Sancionada lei de cotas para negros no serviço público federal

O texto versa sobre a Lei de Cotas no Serviço Público Federal
O texto versa sobre a Lei de Cotas no Serviço Público Federal

Direito

04/09/2014

A Lei 12.990/2014 estabelece cotas raciais em concursos públicos federais. Acredito que tal lei deveria engendrar debate mais abrangente e inclusivo por nós, caucasianos, que não fomos escorraçados historicamente. Desde a abolição da escravatura, o negro nunca foi alvo de uma política séria de inclusão social. Apenas aboliu-se a escravidão, nada mais. A maior incidência discriminatória tem como alvo, o negro, que em sua maioria, está abandonado nas favelas, subúrbios, presídios e escolas públicas das grandes e pequenas cidades desse país. Declarar-se negro NÃO O SENDO é típico do famigerado 'jeitinho brasileiro', mas que terá lá suas consequências. É a moral internalizada de cada um que deverá falar mais alto na hora da inscrição. Mas esse ainda não é o cerne da questão.
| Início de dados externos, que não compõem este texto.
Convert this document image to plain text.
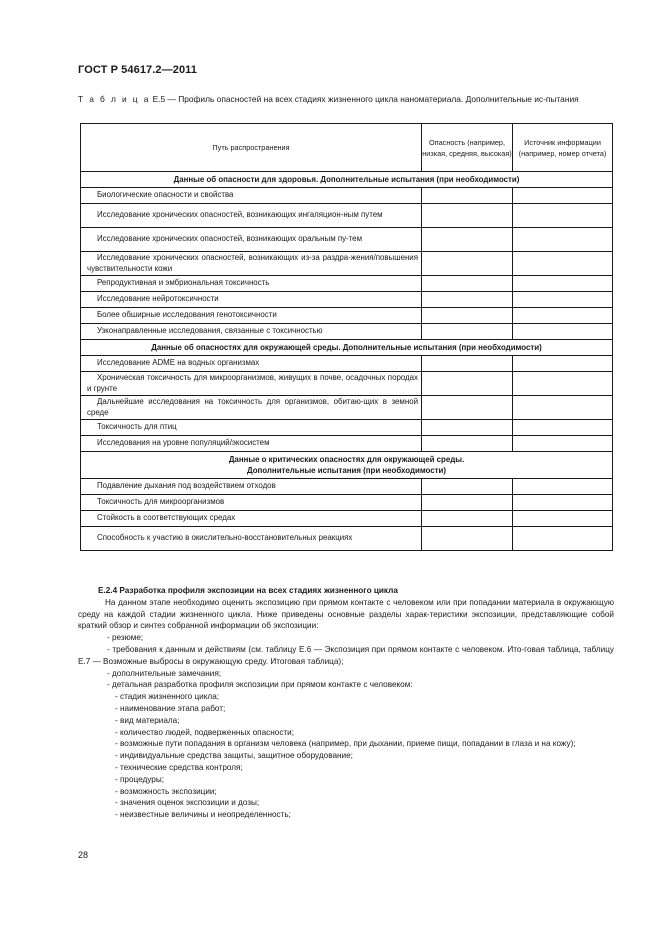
ГОСТ Р 54617.2—2011
Т а б л и ц а Е.5 — Профиль опасностей на всех стадиях жизненного цикла наноматериала. Дополнительные ис-пытания
Путь распространения	Опасность (например, низкая, средняя, высокая)	Источник информации (например, номер отчета)

Данные об опасности для здоровья. Дополнительные испытания (при необходимости)		

Биологические опасности и свойства		
Исследование хронических опасностей, возникающих ингаляцион-ным путем		
Исследование хронических опасностей, возникающих оральным пу-тем		
Исследование хронических опасностей, возникающих из-за раздра-жения/повышения чувствительности кожи		
Репродуктивная и эмбриональная токсичность		
Исследование нейротоксичности		
Более обширные исследования генотоксичности		
Узконаправленные исследования, связанные с токсичностью		

Данные об опасностях для окружающей среды. Дополнительные испытания (при необходимости)		

Исследование ADME на водных организмах		
Хроническая токсичность для микроорганизмов, живущих в почве, осадочных породах и грунте		
Дальнейшие исследования на токсичность для организмов, обитаю-щих в земной среде		
Токсичность для птиц		
Исследования на уровне популяций/экосистем		

Данные о критических опасностях для окружающей среды.
Дополнительные испытания (при необходимости)		

Подавление дыхания под воздействием отходов		
Токсичность для микроорганизмов		
Стойкость в соответствующих средах		
Способность к участию в окислительно-восстановительных реакциях		

Е.2.4 Разработка профиля экспозиции на всех стадиях жизненного цикла

На данном этапе необходимо оценить экспозицию при прямом контакте с человеком или при попадании материала в окружающую среду на каждой стадии жизненного цикла. Ниже приведены основные разделы харак-теристики экспозиции, представляющие собой краткий обзор и синтез собранной информации об экспозиции:

- резюме;

- требования к данным и действиям (см. таблицу Е.6 — Экспозиция при прямом контакте с человеком. Ито-говая таблица, таблицу Е.7 — Возможные выбросы в окружающую среду. Итоговая таблица);

- дополнительные замечания;

- детальная разработка профиля экспозиции при прямом контакте с человеком:

- стадия жизненного цикла;

- наименование этапа работ;

- вид материала;

- количество людей, подверженных опасности;

- возможные пути попадания в организм человека (например, при дыхании, приеме пищи, попадании в глаза и на кожу);

- индивидуальные средства защиты, защитное оборудование;

- технические средства контроля;

- процедуры;

- возможность экспозиции;

- значения оценок экспозиции и дозы;

- неизвестные величины и неопределенность;

28
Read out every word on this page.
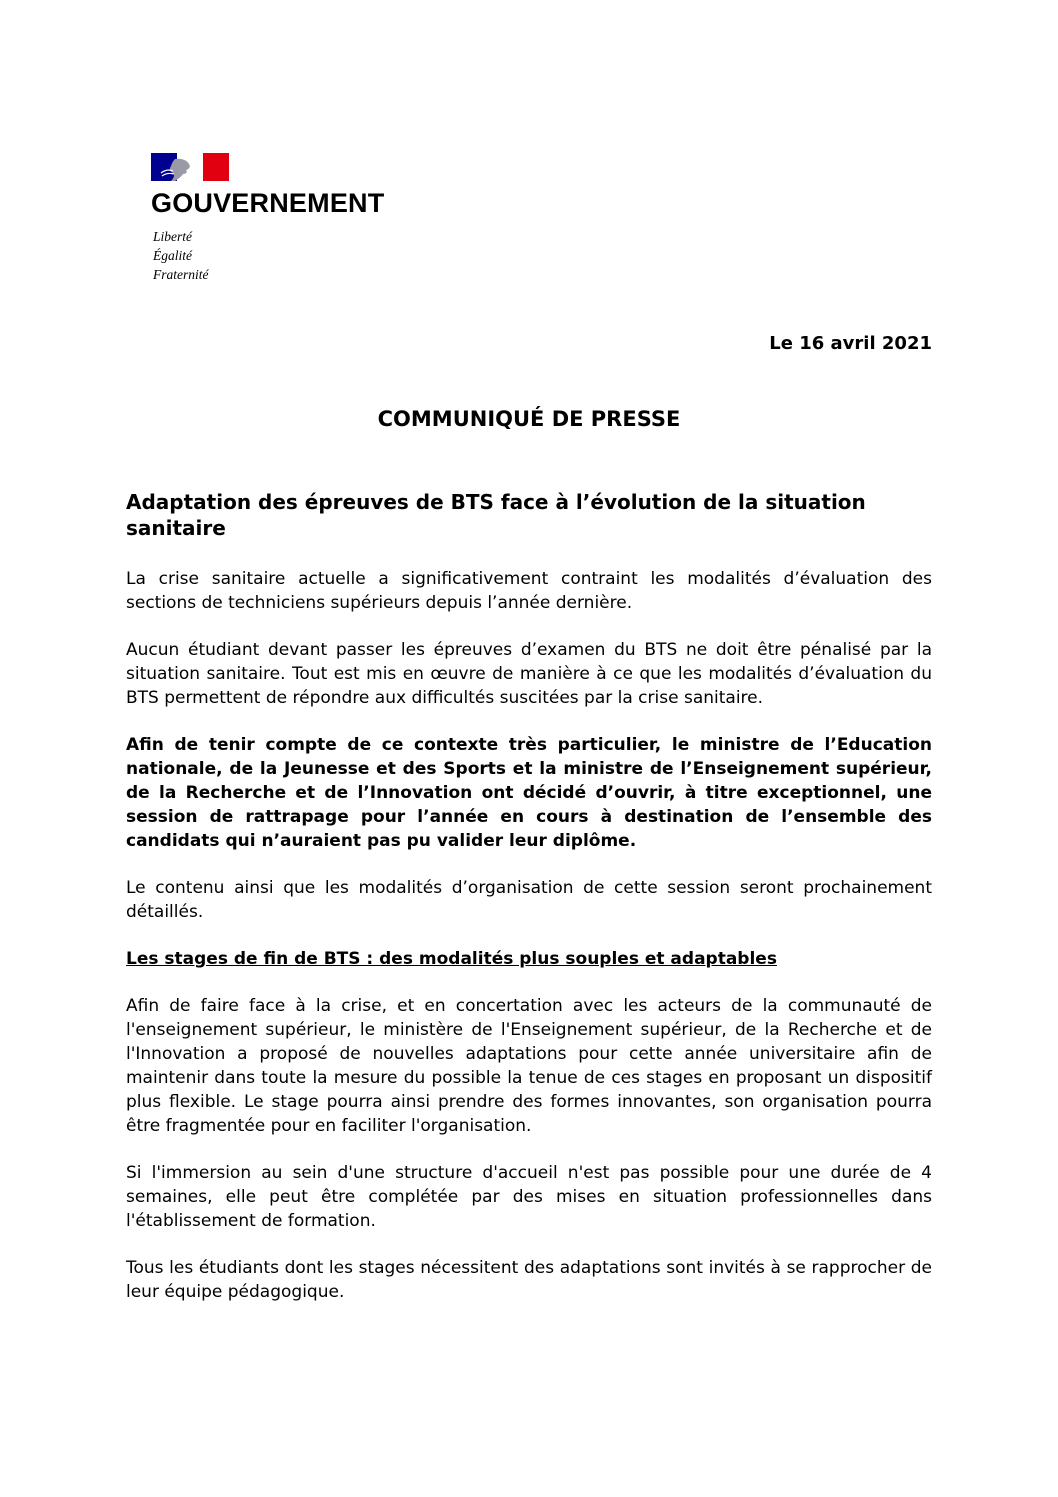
GOUVERNEMENT
Liberté
Égalité
Fraternité
Le 16 avril 2021
COMMUNIQUÉ DE PRESSE
Adaptation des épreuves de BTS face à l’évolution de la situation sanitaire

La crise sanitaire actuelle a significativement contraint les modalités d’évaluation des sections de techniciens supérieurs depuis l’année dernière.

Aucun étudiant devant passer les épreuves d’examen du BTS ne doit être pénalisé par la situation sanitaire. Tout est mis en œuvre de manière à ce que les modalités d’évaluation du BTS permettent de répondre aux difficultés suscitées par la crise sanitaire.

Afin de tenir compte de ce contexte très particulier, le ministre de l’Education nationale, de la Jeunesse et des Sports et la ministre de l’Enseignement supérieur, de la Recherche et de l’Innovation ont décidé d’ouvrir, à titre exceptionnel, une session de rattrapage pour l’année en cours à destination de l’ensemble des candidats qui n’auraient pas pu valider leur diplôme.

Le contenu ainsi que les modalités d’organisation de cette session seront prochainement détaillés.

Les stages de fin de BTS : des modalités plus souples et adaptables

Afin de faire face à la crise, et en concertation avec les acteurs de la communauté de l'enseignement supérieur, le ministère de l'Enseignement supérieur, de la Recherche et de l'Innovation a proposé de nouvelles adaptations pour cette année universitaire afin de maintenir dans toute la mesure du possible la tenue de ces stages en proposant un dispositif plus flexible. Le stage pourra ainsi prendre des formes innovantes, son organisation pourra être fragmentée pour en faciliter l'organisation.

Si l'immersion au sein d'une structure d'accueil n'est pas possible pour une durée de 4 semaines, elle peut être complétée par des mises en situation professionnelles dans l'établissement de formation.

Tous les étudiants dont les stages nécessitent des adaptations sont invités à se rapprocher de leur équipe pédagogique.
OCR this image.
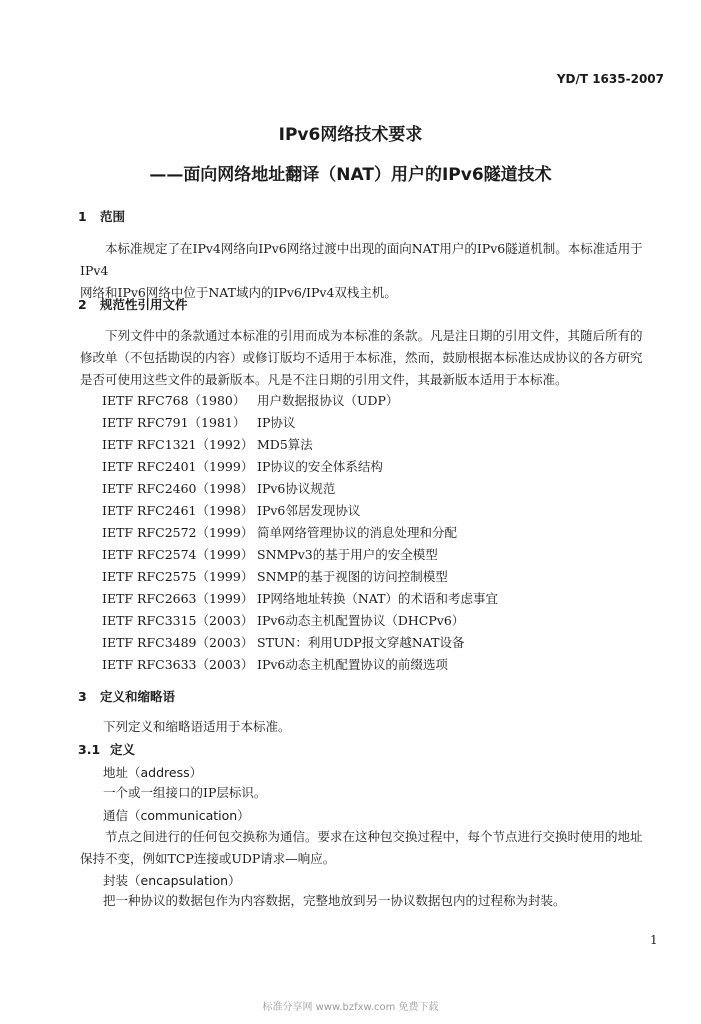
YD/T 1635-2007
IPv6网络技术要求
——面向网络地址翻译（NAT）用户的IPv6隧道技术
1 范围
本标准规定了在IPv4网络向IPv6网络过渡中出现的面向NAT用户的IPv6隧道机制。本标准适用于IPv4
网络和IPv6网络中位于NAT域内的IPv6/IPv4双栈主机。
2 规范性引用文件
下列文件中的条款通过本标准的引用而成为本标准的条款。凡是注日期的引用文件，其随后所有的
修改单（不包括勘误的内容）或修订版均不适用于本标准，然而，鼓励根据本标准达成协议的各方研究
是否可使用这些文件的最新版本。凡是不注日期的引用文件，其最新版本适用于本标准。
IETF RFC768（1980） 用户数据报协议（UDP）
IETF RFC791（1981） IP协议
IETF RFC1321（1992） MD5算法
IETF RFC2401（1999） IP协议的安全体系结构
IETF RFC2460（1998） IPv6协议规范
IETF RFC2461（1998） IPv6邻居发现协议
IETF RFC2572（1999） 简单网络管理协议的消息处理和分配
IETF RFC2574（1999） SNMPv3的基于用户的安全模型
IETF RFC2575（1999） SNMP的基于视图的访问控制模型
IETF RFC2663（1999） IP网络地址转换（NAT）的术语和考虑事宜
IETF RFC3315（2003） IPv6动态主机配置协议（DHCPv6）
IETF RFC3489（2003） STUN：利用UDP报文穿越NAT设备
IETF RFC3633（2003） IPv6动态主机配置协议的前缀选项
3 定义和缩略语
下列定义和缩略语适用于本标准。
3.1 定义
地址（address）
一个或一组接口的IP层标识。
通信（communication）
节点之间进行的任何包交换称为通信。要求在这种包交换过程中，每个节点进行交换时使用的地址
保持不变，例如TCP连接或UDP请求—响应。
封装（encapsulation）
把一种协议的数据包作为内容数据，完整地放到另一协议数据包内的过程称为封装。
1
标准分享网 www.bzfxw.com 免费下载
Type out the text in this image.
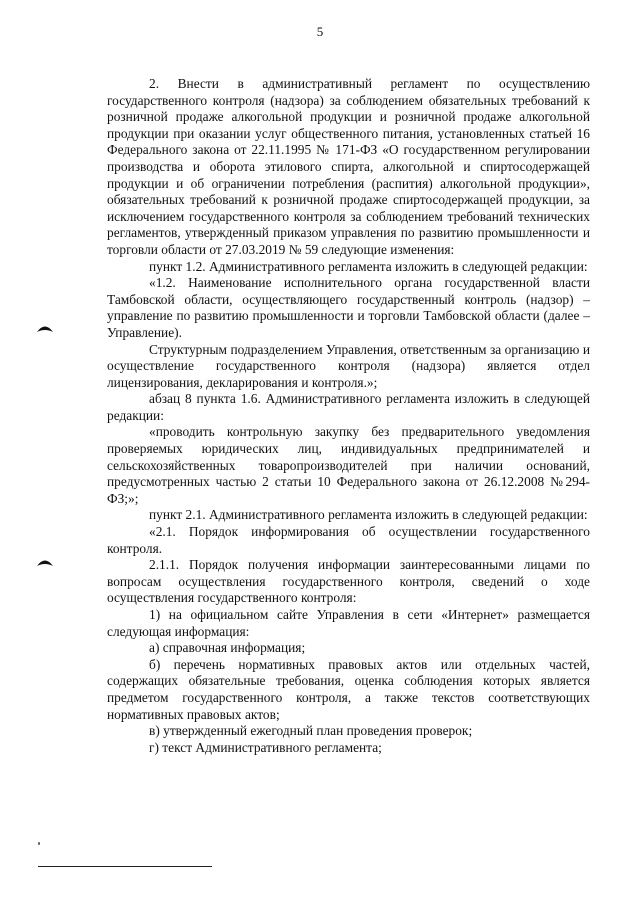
5

2. Внести в административный регламент по осуществлению государственного контроля (надзора) за соблюдением обязательных требований к розничной продаже алкогольной продукции и розничной продаже алкогольной продукции при оказании услуг общественного питания, установленных статьей 16 Федерального закона от 22.11.1995 № 171-ФЗ «О государственном регулировании производства и оборота этилового спирта, алкогольной и спиртосодержащей продукции и об ограничении потребления (распития) алкогольной продукции», обязательных требований к розничной продаже спиртосодержащей продукции, за исключением государственного контроля за соблюдением требований технических регламентов, утвержденный приказом управления по развитию промышленности и торговли области от 27.03.2019 № 59 следующие изменения:

пункт 1.2. Административного регламента изложить в следующей редакции:

«1.2. Наименование исполнительного органа государственной власти Тамбовской области, осуществляющего государственный контроль (надзор) – управление по развитию промышленности и торговли Тамбовской области (далее – Управление).

Структурным подразделением Управления, ответственным за организацию и осуществление государственного контроля (надзора) является отдел лицензирования, декларирования и контроля.»;

абзац 8 пункта 1.6. Административного регламента изложить в следующей редакции:

«проводить контрольную закупку без предварительного уведомления проверяемых юридических лиц, индивидуальных предпринимателей и сельскохозяйственных товаропроизводителей при наличии оснований, предусмотренных частью 2 статьи 10 Федерального закона от 26.12.2008 №294-ФЗ;»;

пункт 2.1. Административного регламента изложить в следующей редакции:

«2.1. Порядок информирования об осуществлении государственного контроля.

2.1.1. Порядок получения информации заинтересованными лицами по вопросам осуществления государственного контроля, сведений о ходе осуществления государственного контроля:

1) на официальном сайте Управления в сети «Интернет» размещается следующая информация:

а) справочная информация;

б) перечень нормативных правовых актов или отдельных частей, содержащих обязательные требования, оценка соблюдения которых является предметом государственного контроля, а также текстов соответствующих нормативных правовых актов;

в) утвержденный ежегодный план проведения проверок;

г) текст Административного регламента;
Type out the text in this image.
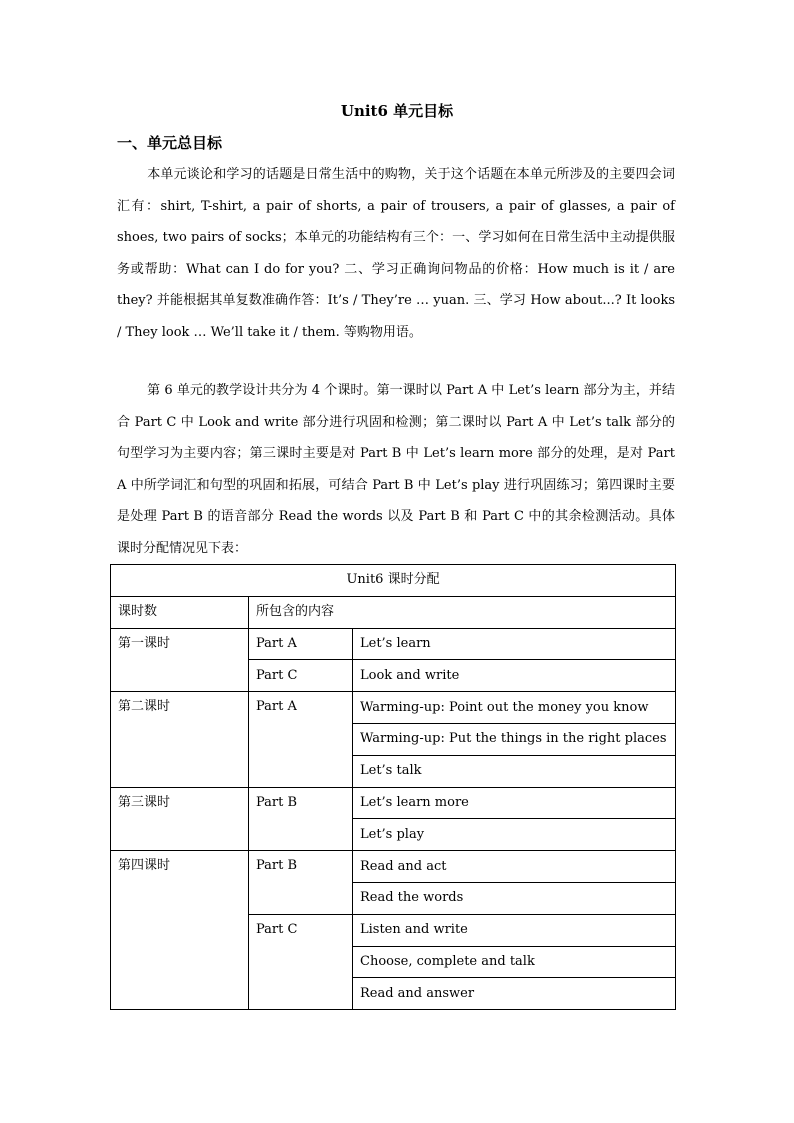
Unit6 单元目标
一、单元总目标

本单元谈论和学习的话题是日常生活中的购物，关于这个话题在本单元所涉及的主要四会词汇有：shirt, T-shirt, a pair of shorts, a pair of trousers, a pair of glasses, a pair of shoes, two pairs of socks；本单元的功能结构有三个：一、学习如何在日常生活中主动提供服务或帮助：What can I do for you? 二、学习正确询问物品的价格：How much is it / are they? 并能根据其单复数准确作答：It’s / They’re … yuan. 三、学习 How about...? It looks / They look … We’ll take it / them. 等购物用语。

第 6 单元的教学设计共分为 4 个课时。第一课时以 Part A 中 Let’s learn 部分为主，并结合 Part C 中 Look and write 部分进行巩固和检测；第二课时以 Part A 中 Let’s talk 部分的句型学习为主要内容；第三课时主要是对 Part B 中 Let’s learn more 部分的处理，是对 Part A 中所学词汇和句型的巩固和拓展，可结合 Part B 中 Let’s play 进行巩固练习；第四课时主要是处理 Part B 的语音部分 Read the words 以及 Part B 和 Part C 中的其余检测活动。具体课时分配情况见下表：

Unit6 课时分配		
课时数	所包含的内容	
第一课时	Part A	Let’s learn
	Part C	Look and write
第二课时	Part A	Warming-up: Point out the money you know
		Warming-up: Put the things in the right places
		Let’s talk
第三课时	Part B	Let’s learn more
		Let’s play
第四课时	Part B	Read and act
		Read the words
	Part C	Listen and write
		Choose, complete and talk
		Read and answer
Ouço muito se falar em meritocracia. É fácil falar em meritocracia quando se acorda todos os dias com o café prontinho na mesa, ter carro pra ir à escola particular, sem conhecer as reais dificuldades de ser negro nesse país. É fácil falar que todos são iguais perante a lei. Só que a leitura literal do artigo 5º da Constituição provoca injustiças. Aristóteles já dizia que o princípio da isonomia tem que ser justa, tratando os iguais de forma igual e os desiguais, NA EXATA MEDIDA DE SUAS DESIGUALDADES. Esse princípio ganhou força quando ratificada pelo grandioso e imortal Rui Barbosa. Não se fala aqui em capacidade. Isso todos têm, mas não é potencializada de forma isonômica, ou seja, nem todos têm garantida a isonomia na hora de ir pra escola. A maioria dos negros brasileiros está estudando nas escolas públicas municipais e estaduais (escolas que sabemos ser completamente defasadas, com péssimas estruturas, tanto para o professor, quanto para os alunos). Quem tem condição, ingressa numa escola particular. Quem não tem condição, se quiser, vai para as defasadas escolas públicas. Ora, nessas condições, como exigir igualdade quando chegam a hora do ENEM ou a hora de disputar uma vaga de emprego? Meritocracia? Como já dito, não existe igualdade na hora de ingressar em uma escola. A exigência isonômica só é dito agora, bradado aos quatro cantos do país? Pois é, agora é fácil sentir-se injustiçado... O debate tem que ser mais profundo, para além do senso comum.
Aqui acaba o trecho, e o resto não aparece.